There really is no story here; again, everything that happens does so simply to make the Human Centipede exist. Two American tourists...we'll call them Middle and End (Ashley C. Williams and Ashlynn Yennie), though the film needlessly gives them names...are on the way to a party when they blow a tire in the middle of nowhere. And, wouldn't you know it, they have no cell phone service. And, instead of walking back the way they came, they set off through the woods to find help. They arrive at the home of the Mad Scientist (Dieter Laser), who again does, in fact, have a name. But, really, all of these characters are hollow stereotypes anyway, so let's just label them as such for ease of reading. The Mad Scientist says things like, "Are you alone?" and "Come in," in that voice that all Mad Scientists use when luring people to their deaths. And, for no other reason than their own stupidity, the girls go inside his home anyway...and are, none too surprisingly, tied down to hospital beds and forced to watch a slideshow presentation (just in case they were confused) about the Human Centipede project, all before the Mad Scientist begins his macabre procedure.
That first time the Human Centipede walks, it is one of the most unintentionally hilarious moments I've seen all year. The drama builds, the music becomes ominous, Dieter Laser overracts like it's nobody's business, and the Human Centipede climbs to their...his and her...its knees. All the while, I'm stifling laughter. I don't think it's supposed to be funny or, at least, I hope it's not. I mean, it's played with complete seriousness and we know that our characters are probably experiencing the worst fate imaginable, but it's all so hokey and overdone.
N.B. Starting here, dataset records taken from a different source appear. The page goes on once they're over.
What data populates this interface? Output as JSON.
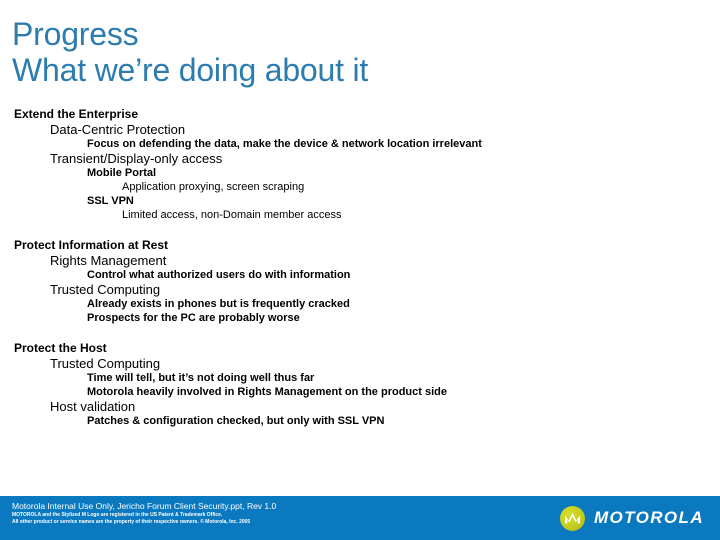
{
  "slide": {
    "title": {
      "line1": "Progress",
      "line2": "What we’re doing about it",
      "color": "#2C7CB0"
    },
    "groups": [
      {
        "heading": "Extend the Enterprise",
        "items": [
          {
            "level": 2,
            "text": "Data-Centric Protection"
          },
          {
            "level": 3,
            "text": "Focus on defending the data, make the device & network location irrelevant"
          },
          {
            "level": 2,
            "text": "Transient/Display-only access"
          },
          {
            "level": 3,
            "text": "Mobile Portal"
          },
          {
            "level": 4,
            "text": "Application proxying, screen scraping"
          },
          {
            "level": 3,
            "text": "SSL VPN"
          },
          {
            "level": 4,
            "text": "Limited access, non-Domain member access"
          }
        ]
      },
      {
        "heading": "Protect Information at Rest",
        "items": [
          {
            "level": 2,
            "text": "Rights Management"
          },
          {
            "level": 3,
            "text": "Control what authorized users do with information"
          },
          {
            "level": 2,
            "text": "Trusted Computing"
          },
          {
            "level": 3,
            "text": "Already exists in phones but is frequently cracked"
          },
          {
            "level": 3,
            "text": "Prospects for the PC are probably worse"
          }
        ]
      },
      {
        "heading": "Protect the Host",
        "items": [
          {
            "level": 2,
            "text": "Trusted Computing"
          },
          {
            "level": 3,
            "text": "Time will tell, but it’s not doing well thus far"
          },
          {
            "level": 3,
            "text": "Motorola heavily involved in Rights Management on the product side"
          },
          {
            "level": 2,
            "text": "Host validation"
          },
          {
            "level": 3,
            "text": "Patches & configuration checked, but only with SSL VPN"
          }
        ]
      }
    ],
    "footer": {
      "bar_color": "#0B79C0",
      "line1": "Motorola Internal Use Only, Jericho Forum Client Security.ppt, Rev 1.0",
      "line2": "MOTOROLA and the Stylized M Logo are registered in the US Patent & Trademark Office.",
      "line3": "All other product or service names are the property of their respective owners. © Motorola, Inc. 2005",
      "logo": {
        "mark_icon": "motorola-m-batwing-icon",
        "mark_color": "#C7CF20",
        "wordmark": "MOTOROLA"
      }
    }
  }
}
For these scenes to be effective, we needed to have developed bonds with the characters and we needed to have been emotionally-invested in the story. But, because the characters are stereotypes and the story that got them to this point is so cliched, I was detached and completely unmoved by what I was watching. It doesn't help that the actors all give fairly bad and thoroughly unconvincing performances. Even the much-hyped Dieter Laser feels as though he is just going through the motions, pulling bits and pieces from the other Mad Scientist performances that came before him. They are done no favors by the script, which gives them loads of inane dialog and practically no character development. Fortunately, two of the characters don't talk long...if you get my drift.
Now, for the question I'm sure most of you are wondering: is the Human Centipede as disgusting as it sounds? In theory, yes it is. In execution, not so much. Unfortunately for Tom Six, jaded horror fans have already seen so much gore and torture, that this is not likely to churn their stomachs. Someone who has only a basic familiarity with the horror genre will find it disturbing...but I don't think those will be the people who select The Human Centipede (First Sequence) to watch. While reading a lot of reviews of this film (most of which came from horror-focused websites), I found there to be a lot of defenders of Tom Six and his film. What can I say, it clicked with them and it didn't with me. One called it a "love it or leave it" affair, and I suppose he is right. Some people love it, and highly recommend it. I say all of this, because you deserve to hear more than one side. I hated this movie...no, I loathed this movie. It is, without a doubt, one of the year's worst movies, in my opinion. I found it to be bland, boring, and badly-acted: a one-trick pony that really has no merit. But, others believe that it is one of the year's best. They found some inexplicable charm in it. Even so, when a movie's main plot centers around a person having her mouth surgically-attached to a man's anus and then the same thing happening to her friend, do you really want to risk it?